E. The impairments in personality functioning and the individual‟s personality trait expression are not solely due to the direct physiological effects of a substance (e.g., a drug of abuse, medication) or a general medical condition (e.g., severe head trauma).
(American Psychiatric Association, 2013)
(If you are reading this and did not realize that the DSM was not in the 5th Edition, there may be benefit in reading more about the revisions made from the DSM-4TR, because they are based in peer-reviewed evidence published after the DSM 4-TR was published.)
When I was in my mental health rotation of my nursing undergraduate program in 2007 we were educated about the stereotypes and stigma that people living with Borderline Personality Disorder were subject to. When I took Abnormal Psychology in 2001 when I was working on my undergraduate psychology degree we learned about the stereotypes and stigma that people living with Borderline Personality Disorder were subject to. In 2017, I still hear a lot of stereotyped language used in mental health (inpatient and in the community). When I read the research now it seems like so much progress has been made in terms of understanding the disorder, and best practice guidelines to better work with people living with BPD. So my heart sinks (Titanic level sinking) when I hear phrases like, “she’s a PD” or “that’s that Axis II coming out” or “they’re attention seeking” or “their being manipulative” coupled with a major eye role (sometime also seemingly laden with contempt). I have experienced the “PDs” coupled with the major eye roll twice in the last year by people that are young enough in their career that they would have learned about the DSM 5 and Dialectical Behaviour Therapy/techniques in their nursing education. In a landscape where there are fewer and fewer educators and clinical leadership, less and less specially trained staff and high staff attrition sometimes it can feel easier to see someone as the “diabetes in room 12” rather than the person who reminds us of ourselves or our mother/sister/brother/friend, the person living with chronic depression who survived a suicide attempt that we desperately want to fix, but are at a loss for how. In a landscape of disillusionment perhaps trying to change our frame, our outlook can be helpful in helping us put the human being back into the disorder being treated.

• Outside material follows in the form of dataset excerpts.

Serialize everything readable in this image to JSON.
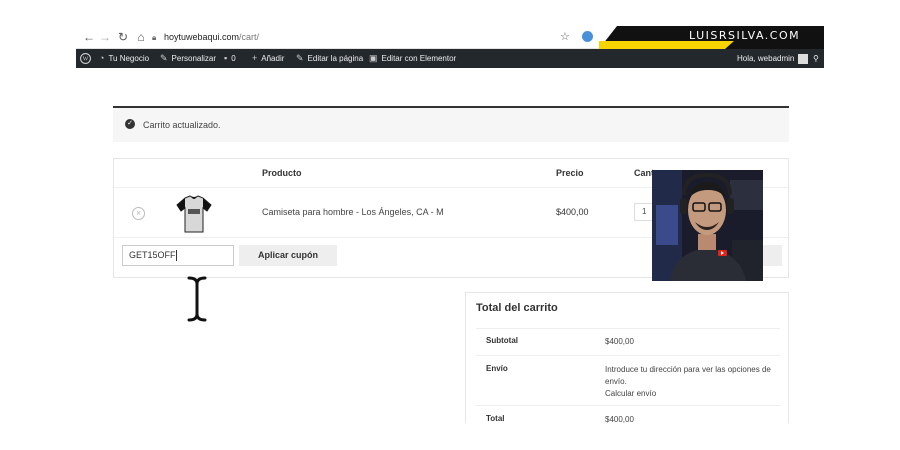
{
  "browser": {
    "url_host": "hoytuwebaqui.com",
    "url_path": "/cart/",
    "brand_text": "LUISRSILVA.COM"
  },
  "admin_bar": {
    "items": [
      "Tu Negocio",
      "Personalizar",
      "0",
      "Añadir",
      "Editar la página",
      "Editar con Elementor"
    ],
    "greeting": "Hola, webadmin"
  },
  "notice": {
    "message": "Carrito actualizado."
  },
  "cart": {
    "headers": {
      "product": "Producto",
      "price": "Precio",
      "quantity": "Cant"
    },
    "items": [
      {
        "name": "Camiseta para hombre - Los Ángeles, CA - M",
        "price": "$400,00",
        "quantity": "1"
      }
    ],
    "coupon_value": "GET15OFF",
    "apply_label": "Aplicar cupón"
  },
  "totals": {
    "title": "Total del carrito",
    "subtotal_label": "Subtotal",
    "subtotal_value": "$400,00",
    "shipping_label": "Envío",
    "shipping_text": "Introduce tu dirección para ver las opciones de envío.",
    "shipping_link": "Calcular envío",
    "total_label": "Total",
    "total_value": "$400,00"
  },
  "colors": {
    "admin_bar": "#23282d",
    "brand_yellow": "#f5d400"
  }
}
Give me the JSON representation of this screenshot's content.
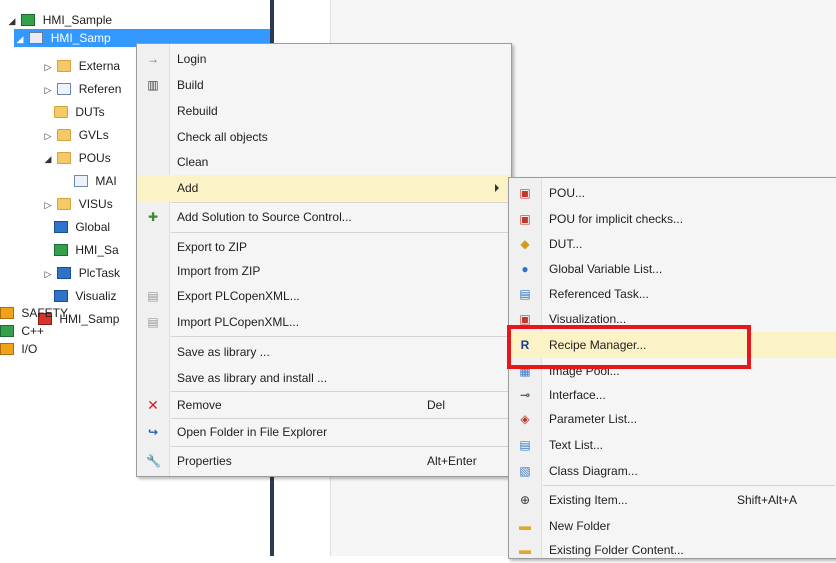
{
  "tree": {
    "root": "HMI_Sample",
    "app": "HMI_Samp",
    "items": [
      "Externa",
      "Referen",
      "DUTs",
      "GVLs",
      "POUs",
      "MAI",
      "VISUs",
      "Global",
      "HMI_Sa",
      "PlcTask",
      "Visualiz"
    ],
    "project": "HMI_Samp",
    "bottom": [
      "SAFETY",
      "C++",
      "I/O"
    ]
  },
  "context_menu": {
    "items": [
      {
        "label": "Login",
        "icon": "login-arrow-icon"
      },
      {
        "label": "Build",
        "icon": "build-icon"
      },
      {
        "label": "Rebuild"
      },
      {
        "label": "Check all objects"
      },
      {
        "label": "Clean"
      },
      {
        "label": "Add",
        "has_submenu": true
      },
      {
        "label": "Add Solution to Source Control...",
        "icon": "source-control-icon"
      },
      {
        "label": "Export to ZIP"
      },
      {
        "label": "Import from ZIP"
      },
      {
        "label": "Export PLCopenXML...",
        "icon": "xml-export-icon"
      },
      {
        "label": "Import PLCopenXML...",
        "icon": "xml-import-icon"
      },
      {
        "label": "Save as library ..."
      },
      {
        "label": "Save as library and install ..."
      },
      {
        "label": "Remove",
        "shortcut": "Del",
        "icon": "remove-x-icon"
      },
      {
        "label": "Open Folder in File Explorer",
        "icon": "open-folder-arrow-icon"
      },
      {
        "label": "Properties",
        "shortcut": "Alt+Enter",
        "icon": "wrench-icon"
      }
    ]
  },
  "submenu": {
    "items": [
      {
        "label": "POU...",
        "icon": "pou-icon"
      },
      {
        "label": "POU for implicit checks...",
        "icon": "pou-checks-icon"
      },
      {
        "label": "DUT...",
        "icon": "dut-icon"
      },
      {
        "label": "Global Variable List...",
        "icon": "globe-icon"
      },
      {
        "label": "Referenced Task...",
        "icon": "task-icon"
      },
      {
        "label": "Visualization...",
        "icon": "visualization-icon"
      },
      {
        "label": "Recipe Manager...",
        "icon": "recipe-icon"
      },
      {
        "label": "Image Pool...",
        "icon": "image-pool-icon"
      },
      {
        "label": "Interface...",
        "icon": "interface-icon"
      },
      {
        "label": "Parameter List...",
        "icon": "parameter-icon"
      },
      {
        "label": "Text List...",
        "icon": "text-list-icon"
      },
      {
        "label": "Class Diagram...",
        "icon": "class-diagram-icon"
      },
      {
        "label": "Existing Item...",
        "shortcut": "Shift+Alt+A",
        "icon": "existing-item-icon"
      },
      {
        "label": "New Folder",
        "icon": "new-folder-icon"
      },
      {
        "label": "Existing Folder Content...",
        "icon": "folder-content-icon"
      }
    ]
  },
  "colors": {
    "selection": "#3399ff",
    "menu_hover": "#fbf3c6",
    "highlight_border": "#e8151b"
  }
}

It is a special privilege that mental health nurses who work in inpatient care have. We are with people for 8 (often 12) hour shifts, for days, weeks, months. It is an opportunity. It can also be emotionally draining. It is hard to provide care to someone who is in acute behavioural crisis, someone that may have just self-harmed, someone that may be at high risk of self harming, it is hard to provide care to someone who lived through a suicide attempt and the feelings that remain are disappointment and failure. The people who require the care of inpatient mental health services are the most symptomatic, the ones who need the most help. Sometimes it is the same people over and over again. It can be easy to stop seeing the person and only see the symptoms, the illness, the label, the stereotypes that we have about the labels.

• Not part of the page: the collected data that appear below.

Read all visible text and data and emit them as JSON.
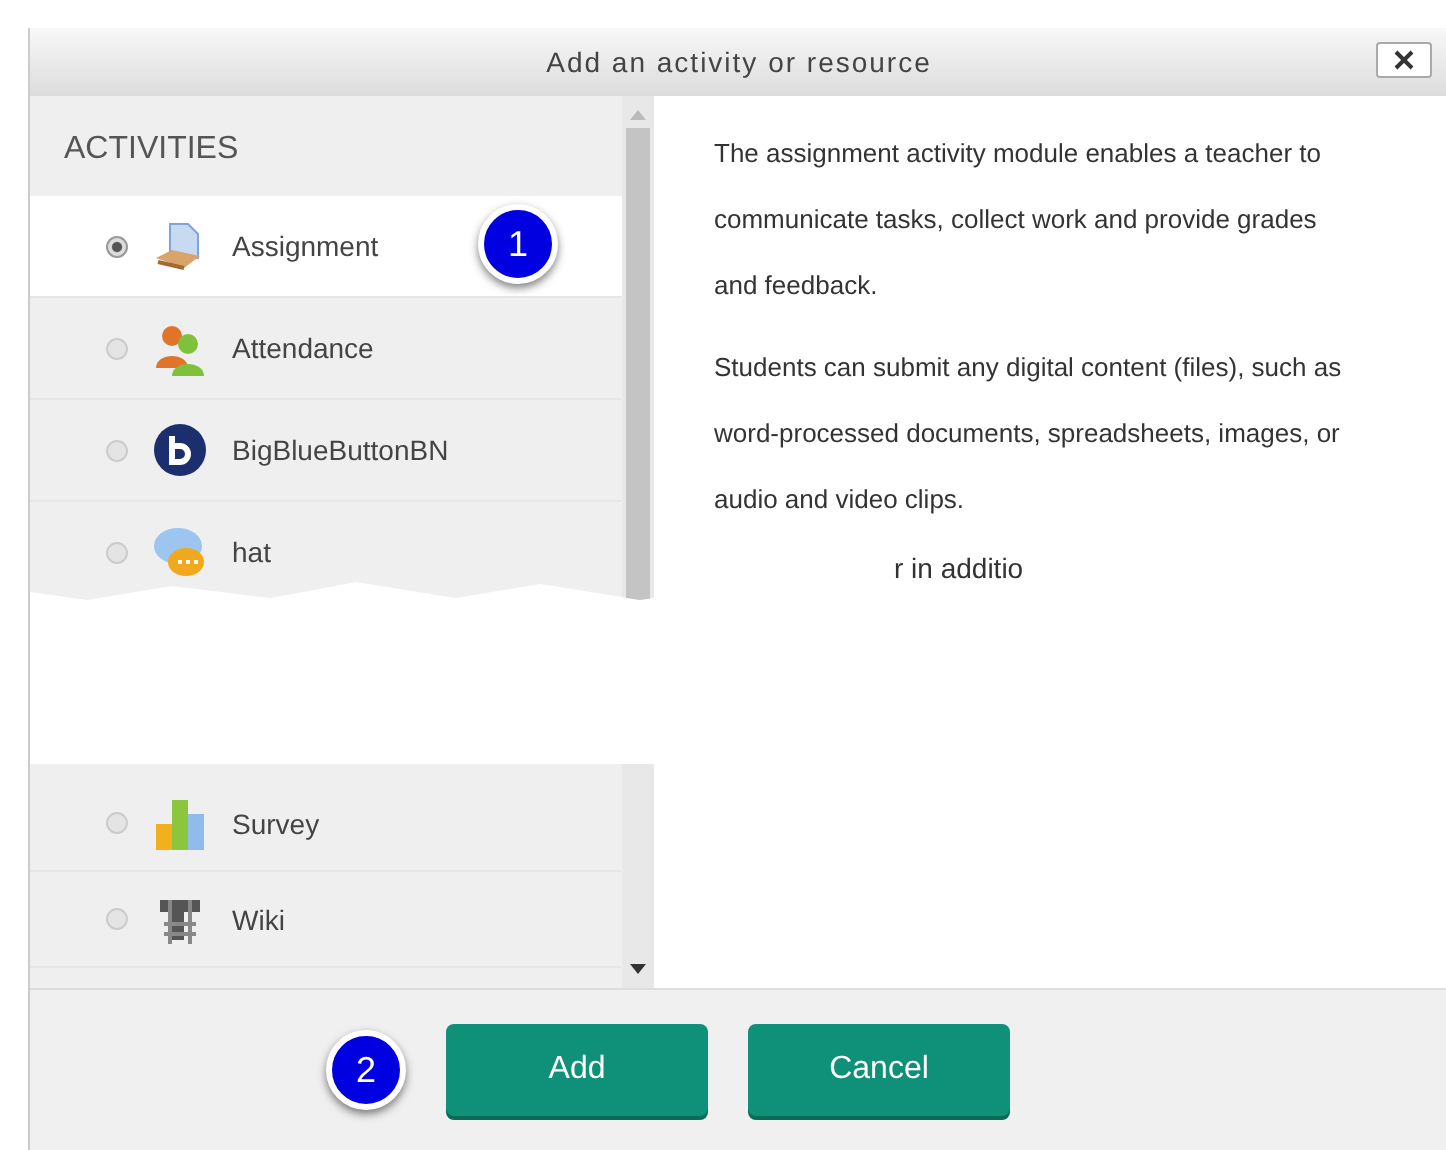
{
  "dialog": {
    "title": "Add an activity or resource"
  },
  "section_heading": "ACTIVITIES",
  "top_items": [
    {
      "label": "Assignment",
      "kind": "assignment",
      "selected": true,
      "callout": "1"
    },
    {
      "label": "Attendance",
      "kind": "attendance",
      "selected": false
    },
    {
      "label": "BigBlueButtonBN",
      "kind": "conference",
      "selected": false
    },
    {
      "label": "hat",
      "kind": "chat",
      "selected": false
    }
  ],
  "description": [
    {
      "kind": "paragraph",
      "text": "The assignment activity module enables a teacher to communicate tasks, collect work and provide grades and feedback."
    },
    {
      "kind": "paragraph",
      "text": "Students can submit any digital content (files), such as word-processed documents, spreadsheets, images, or audio and video clips."
    },
    {
      "kind": "fragment",
      "text": "r in additio"
    }
  ],
  "bottom_items": [
    {
      "label": "Survey",
      "kind": "survey",
      "selected": false
    },
    {
      "label": "Wiki",
      "kind": "wiki",
      "selected": false
    }
  ],
  "footer": {
    "callout": "2",
    "buttons": [
      {
        "label": "Add"
      },
      {
        "label": "Cancel"
      }
    ]
  }
}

The concept of person-first language is not a new one (Jensen, Pease, Lambert, Hickman, Robinson…Ramirez, 2013), but perhaps the time is now to start deliberately changing how we talk about the people we provide care for to put the person first rather than the thing that we think is wrong with them.
Peace,
Michelle D.
References
American Psychiatric Association (2013) Diagnostic and Statistical Manual of Mental Disorders, Fifth Edition. Washington, DC: American Psychiatric Association.
Jensen, M. E., Pease, E. A., Lambert, K., Hickman, D. R., Robinson, O., McCoy, K. T., … & Ramirez, J. (2013). Championing person-first language: a call to psychiatric mental health nurses. Journal of the American Psychiatric Nurses Association, 19(3), 146-151.